10 milliards de dollars de pertes par an
Jusqu’à présent, l’augmentation continue des prix du bitcoin a permis de compenser ces coûts d’énergie et a alimenté la croissance du secteur. Depuis que les premières machines spécialisées sont entrées en jeu en 2013, la capitalisation boursière totale de quatorze sociétés minières cotées aux Etats-Unis a atteint environ 20 milliards de dollars, selon un rapport récent de JPMorgan. Mais sur la base du prix actuel du bitcoin, le halving pourrait entraîner des pertes de revenus de quelque 10 milliards de dollars par an pour l’ensemble du secteur.
D’après un rapport de Cantor Fitzgerald, publié en janvier, de nombreux géants du minage, dont Marathon Digital, Riot Platforms et Core Scientific, pourraient voir leur rentabilité s’effriter si les coûts pour produire un seul bitcoin ne sont pas compensés par un prix de l’actif assez élevé. Selon la banque d’investissement américaine, le mineur britannique Argo Blockchain et le floridien Hut 8 sont potentiellement les plus en difficulté après le halving, avec un coût par bitcoin de respectivement 62.276 et 60.360 dollars.
De quoi faire trembler les gros noms de l’industrie sur les marchés. Les actions de Marathon Digital, Riot Platforms et CleanSpark ont enregistré une baisse de 17 % à 25 % sur les trente derniers jours. Et le fonds négocié en Bourse Valkyrie Bitcoin Miners a chuté d’environ 28 % ce mois-ci.
Les mineurs parient de leur côté sur une stimulation de la demande suscitée par les ETF Bitcoin au comptant pour atténuer l’effet négatif du halving. Depuis leur approbation en janvier aux Etats-Unis , la dizaine de portefeuilles approuvée a attiré une entrée nette de plus de 12 milliards de dollars. Cette demande a contribué à porter la plus grande crypto à un niveau record de 73.798 dollars à la mi-mars.
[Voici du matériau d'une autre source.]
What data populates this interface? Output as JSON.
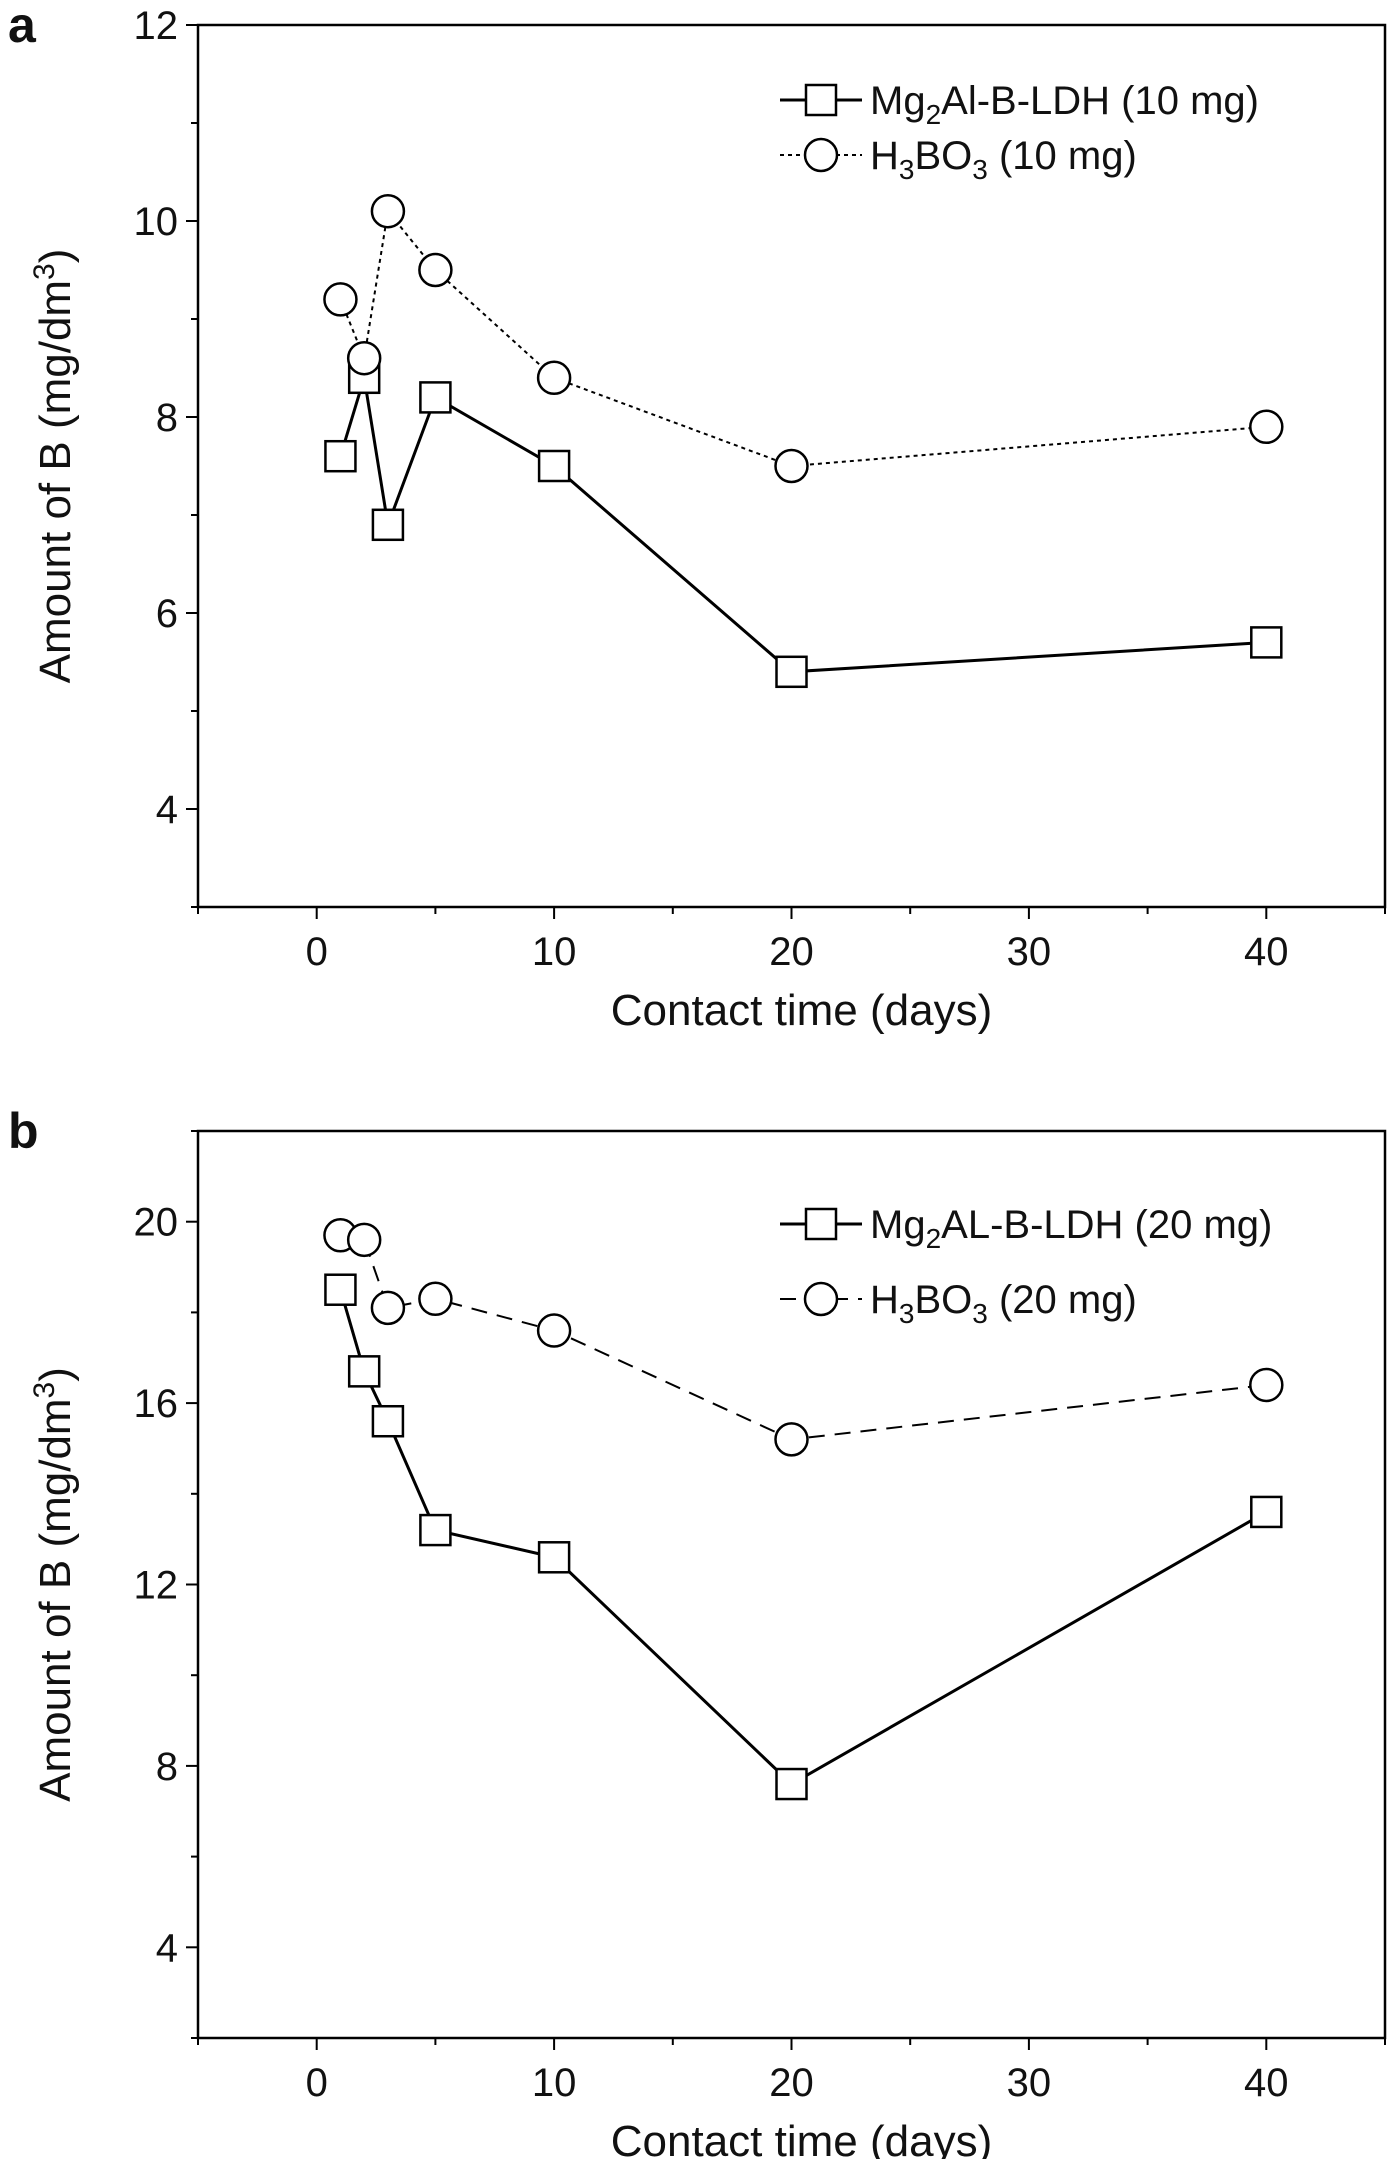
{
  "chart_data": [
    {
      "panel": "a",
      "type": "line",
      "title": "",
      "xlabel": "Contact time (days)",
      "ylabel": "Amount of B (mg/dm³)",
      "ylabel_parts": {
        "base": "Amount of B (mg/dm",
        "sup": "3",
        "close": ")"
      },
      "xlim": [
        -5,
        45
      ],
      "ylim": [
        3,
        12
      ],
      "xticks": [
        0,
        10,
        20,
        30,
        40
      ],
      "yticks": [
        4,
        6,
        8,
        10,
        12
      ],
      "grid": false,
      "legend_position": "top-right",
      "series": [
        {
          "name": "Mg2Al-B-LDH (10 mg)",
          "legend_parts": [
            {
              "t": "Mg"
            },
            {
              "t": "2",
              "sub": true
            },
            {
              "t": "Al-B-LDH (10 mg)"
            }
          ],
          "marker": "square",
          "line": "solid",
          "x": [
            1,
            2,
            3,
            5,
            10,
            20,
            40
          ],
          "y": [
            7.6,
            8.4,
            6.9,
            8.2,
            7.5,
            5.4,
            5.7
          ]
        },
        {
          "name": "H3BO3 (10 mg)",
          "legend_parts": [
            {
              "t": "H"
            },
            {
              "t": "3",
              "sub": true
            },
            {
              "t": "BO"
            },
            {
              "t": "3",
              "sub": true
            },
            {
              "t": " (10 mg)"
            }
          ],
          "marker": "circle",
          "line": "dotted",
          "x": [
            1,
            2,
            3,
            5,
            10,
            20,
            40
          ],
          "y": [
            9.2,
            8.6,
            10.1,
            9.5,
            8.4,
            7.5,
            7.9
          ]
        }
      ]
    },
    {
      "panel": "b",
      "type": "line",
      "title": "",
      "xlabel": "Contact time (days)",
      "ylabel": "Amount of B (mg/dm³)",
      "ylabel_parts": {
        "base": "Amount of B (mg/dm",
        "sup": "3",
        "close": ")"
      },
      "xlim": [
        -5,
        45
      ],
      "ylim": [
        2,
        22
      ],
      "xticks": [
        0,
        10,
        20,
        30,
        40
      ],
      "yticks": [
        4,
        8,
        12,
        16,
        20
      ],
      "grid": false,
      "legend_position": "top-right",
      "series": [
        {
          "name": "Mg2AL-B-LDH (20 mg)",
          "legend_parts": [
            {
              "t": "Mg"
            },
            {
              "t": "2",
              "sub": true
            },
            {
              "t": "AL-B-LDH (20 mg)"
            }
          ],
          "marker": "square",
          "line": "solid",
          "x": [
            1,
            2,
            3,
            5,
            10,
            20,
            40
          ],
          "y": [
            18.5,
            16.7,
            15.6,
            13.2,
            12.6,
            7.6,
            13.6
          ]
        },
        {
          "name": "H3BO3 (20 mg)",
          "legend_parts": [
            {
              "t": "H"
            },
            {
              "t": "3",
              "sub": true
            },
            {
              "t": "BO"
            },
            {
              "t": "3",
              "sub": true
            },
            {
              "t": " (20 mg)"
            }
          ],
          "marker": "circle",
          "line": "dashed",
          "x": [
            1,
            2,
            3,
            5,
            10,
            20,
            40
          ],
          "y": [
            19.7,
            19.6,
            18.1,
            18.3,
            17.6,
            15.2,
            16.4
          ]
        }
      ]
    }
  ]
}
De plus, cet afflux de liquidité couplé aux inquiétudes liées au halving aurait entraîné une « sous performance » des valeurs boursières des grands acteurs du minage. Celles-ci seraient à la traîne par rapport au prix actuel du bitcoin, explique une note du géant de la gestion d’actifs AllianceBernstein. Et comme le rappelle Sébastien Gouspillou, la rentabilité du minage est toujours dépendante du prix du bitcoin, « halving ou pas ».

Consolidation
Les coûts élevés et une réduction des marges favorisent la consolidation du secteur : certaines sociétés minières ont acheté des participations dans des concurrents, et même fusionné, comme Hut 8 et Bitcoin Corp, à la fin de l’année dernière. Surtout qu’avec la flambée du cours du bitcoin, les géants du minage se sont constitué de solides réserves pour affronter le halving et se mettre en position d’avaler des concurrents. Dans son dernier rapport, Hut 8 a indiqué que ses réserves totales s’élevaient à 9.105 bitcoins, soit 550 millions de dollars aux prix actuels.
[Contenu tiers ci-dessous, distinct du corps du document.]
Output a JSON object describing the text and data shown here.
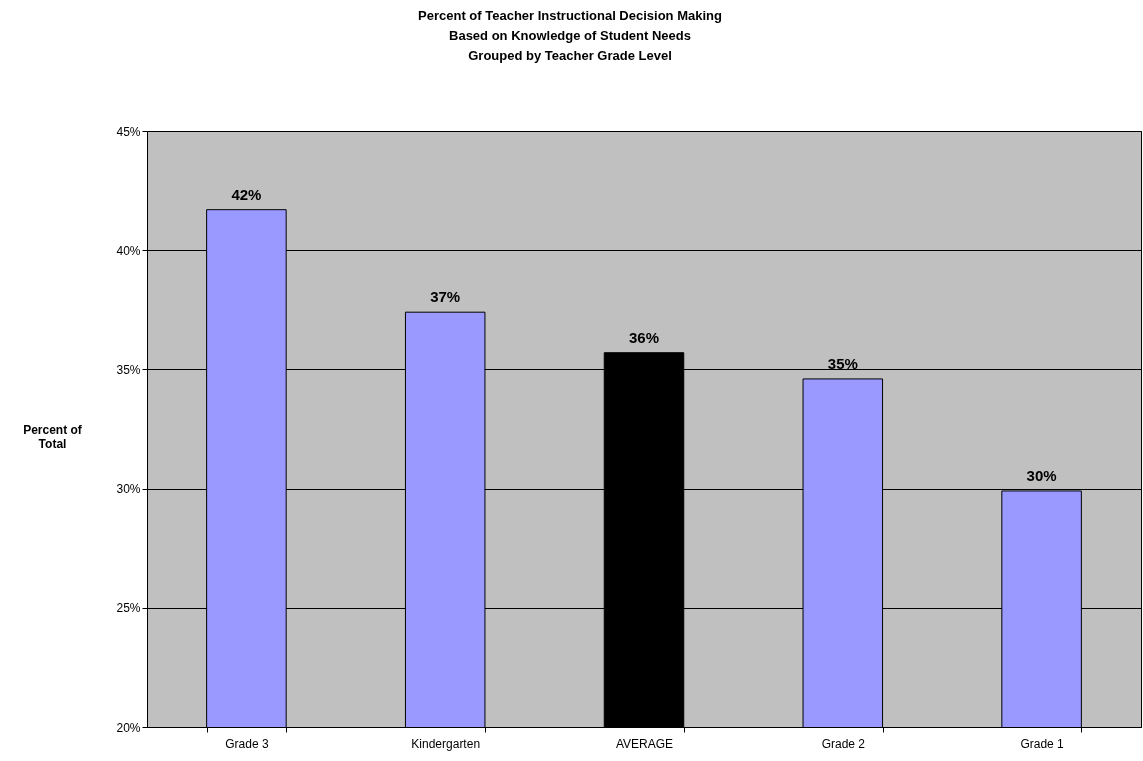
{
  "chart_data": {
    "type": "bar",
    "title": [
      "Percent of Teacher Instructional Decision Making",
      "Based on Knowledge of Student Needs",
      "Grouped by Teacher Grade Level"
    ],
    "ylabel": "Percent of Total",
    "categories": [
      "Grade 3",
      "Kindergarten",
      "AVERAGE",
      "Grade 2",
      "Grade 1"
    ],
    "values": [
      41.7,
      37.4,
      35.7,
      34.6,
      29.9
    ],
    "colors": [
      "#9999ff",
      "#9999ff",
      "#000000",
      "#9999ff",
      "#9999ff"
    ],
    "value_labels": [
      "42%",
      "37%",
      "36%",
      "35%",
      "30%"
    ],
    "ylim": [
      20,
      45
    ],
    "yticks": [
      {
        "value": 20,
        "label": "20%"
      },
      {
        "value": 25,
        "label": "25%"
      },
      {
        "value": 30,
        "label": "30%"
      },
      {
        "value": 35,
        "label": "35%"
      },
      {
        "value": 40,
        "label": "40%"
      },
      {
        "value": 45,
        "label": "45%"
      }
    ],
    "grid": "y"
  }
}
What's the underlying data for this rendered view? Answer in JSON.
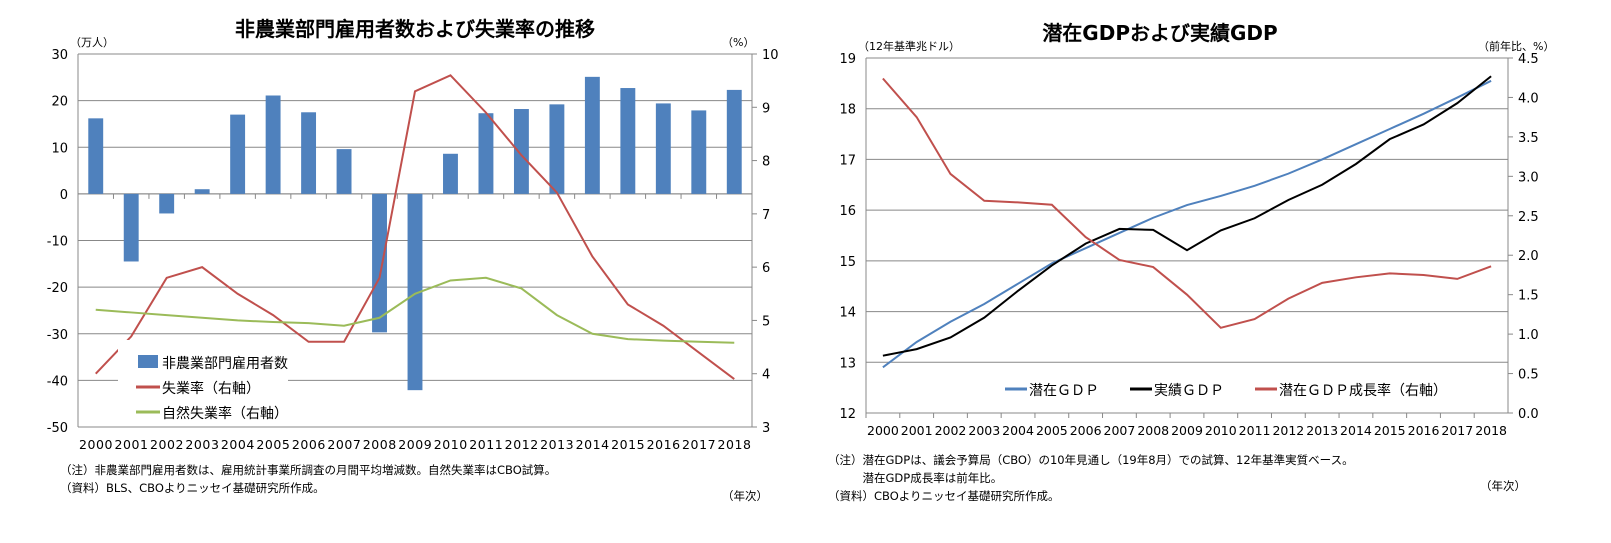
{
  "chart_data": [
    {
      "type": "bar+line",
      "title": "非農業部門雇用者数および失業率の推移",
      "ylabel_left": "（万人）",
      "ylabel_right": "（%）",
      "xlabel": "（年次）",
      "ylim_left": [
        -50,
        30
      ],
      "yticks_left": [
        30,
        20,
        10,
        0,
        -10,
        -20,
        -30,
        -40,
        -50
      ],
      "ylim_right": [
        3,
        10
      ],
      "yticks_right": [
        10,
        9,
        8,
        7,
        6,
        5,
        4,
        3
      ],
      "categories": [
        "2000",
        "2001",
        "2002",
        "2003",
        "2004",
        "2005",
        "2006",
        "2007",
        "2008",
        "2009",
        "2010",
        "2011",
        "2012",
        "2013",
        "2014",
        "2015",
        "2016",
        "2017",
        "2018"
      ],
      "grid": true,
      "legend": "bottom-left",
      "series": [
        {
          "name": "非農業部門雇用者数",
          "axis": "left",
          "kind": "bar",
          "color": "#4f81bd",
          "values": [
            16.2,
            -14.5,
            -4.2,
            1.0,
            17.0,
            21.1,
            17.5,
            9.6,
            -29.7,
            -42.1,
            8.6,
            17.3,
            18.2,
            19.2,
            25.1,
            22.7,
            19.4,
            17.9,
            22.3
          ]
        },
        {
          "name": "失業率（右軸）",
          "axis": "right",
          "kind": "line",
          "color": "#c0504d",
          "values": [
            4.0,
            4.7,
            5.8,
            6.0,
            5.5,
            5.1,
            4.6,
            4.6,
            5.8,
            9.3,
            9.6,
            8.9,
            8.1,
            7.4,
            6.2,
            5.3,
            4.9,
            4.4,
            3.9
          ]
        },
        {
          "name": "自然失業率（右軸）",
          "axis": "right",
          "kind": "line",
          "color": "#9bbb59",
          "values": [
            5.2,
            5.15,
            5.1,
            5.05,
            5.0,
            4.97,
            4.95,
            4.9,
            5.05,
            5.5,
            5.75,
            5.8,
            5.6,
            5.1,
            4.75,
            4.65,
            4.62,
            4.6,
            4.58
          ]
        }
      ],
      "notes": [
        "（注）非農業部門雇用者数は、雇用統計事業所調査の月間平均増減数。自然失業率はCBO試算。",
        "（資料）BLS、CBOよりニッセイ基礎研究所作成。"
      ]
    },
    {
      "type": "line",
      "title": "潜在GDPおよび実績GDP",
      "ylabel_left": "（12年基準兆ドル）",
      "ylabel_right": "（前年比、%）",
      "xlabel": "（年次）",
      "ylim_left": [
        12,
        19
      ],
      "yticks_left": [
        19,
        18,
        17,
        16,
        15,
        14,
        13,
        12
      ],
      "ylim_right": [
        0,
        4.5
      ],
      "yticks_right": [
        "4.5",
        "4.0",
        "3.5",
        "3.0",
        "2.5",
        "2.0",
        "1.5",
        "1.0",
        "0.5",
        "0.0"
      ],
      "categories": [
        "2000",
        "2001",
        "2002",
        "2003",
        "2004",
        "2005",
        "2006",
        "2007",
        "2008",
        "2009",
        "2010",
        "2011",
        "2012",
        "2013",
        "2014",
        "2015",
        "2016",
        "2017",
        "2018"
      ],
      "grid": true,
      "legend": "bottom",
      "series": [
        {
          "name": "潜在ＧＤＰ",
          "axis": "left",
          "color": "#4f81bd",
          "values": [
            12.9,
            13.4,
            13.8,
            14.15,
            14.55,
            14.95,
            15.25,
            15.55,
            15.85,
            16.1,
            16.28,
            16.48,
            16.72,
            17.0,
            17.3,
            17.6,
            17.9,
            18.22,
            18.55
          ]
        },
        {
          "name": "実績ＧＤＰ",
          "axis": "left",
          "color": "#000000",
          "values": [
            13.13,
            13.26,
            13.49,
            13.88,
            14.41,
            14.91,
            15.34,
            15.63,
            15.61,
            15.21,
            15.6,
            15.84,
            16.2,
            16.5,
            16.91,
            17.4,
            17.69,
            18.11,
            18.64
          ]
        },
        {
          "name": "潜在ＧＤＰ成長率（右軸）",
          "axis": "right",
          "color": "#c0504d",
          "values": [
            4.24,
            3.75,
            3.03,
            2.69,
            2.67,
            2.64,
            2.23,
            1.94,
            1.85,
            1.5,
            1.08,
            1.19,
            1.45,
            1.65,
            1.72,
            1.77,
            1.75,
            1.7,
            1.86
          ]
        }
      ],
      "notes": [
        "（注）潜在GDPは、議会予算局（CBO）の10年見通し（19年8月）での試算、12年基準実質ベース。",
        "　　　潜在GDP成長率は前年比。",
        "（資料）CBOよりニッセイ基礎研究所作成。"
      ]
    }
  ]
}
Un autre poids lourd du secteur, Marathon Digital, a accumulé un trésor de guerre totalisant 1,5 milliard de dollars, selon ses derniers comptes, pour lui permettre de financer d’éventuelles acquisitions afin d’augmenter ses capacités. « Nous sommes en mesure d’examiner les opportunités », a déclaré à l’AFP Adam Swick, directeur de la croissance de Marathon. « Le minage du bitcoin a toujours été la course au dernier survivant », souligne le patron de BBGS Mining.
Cette consolidation inquiète une partie de l’industrie cryptographique en raison de l’impact du retrait des petits mineurs si leur activité n’est plus rentable. Leur départ pourrait affaiblir la sécurité du réseau, le rendant potentiellement plus vulnérable aux attaques, du moins à court terme, jusqu’à ce que les ajustements ne se réalisent mécaniquement.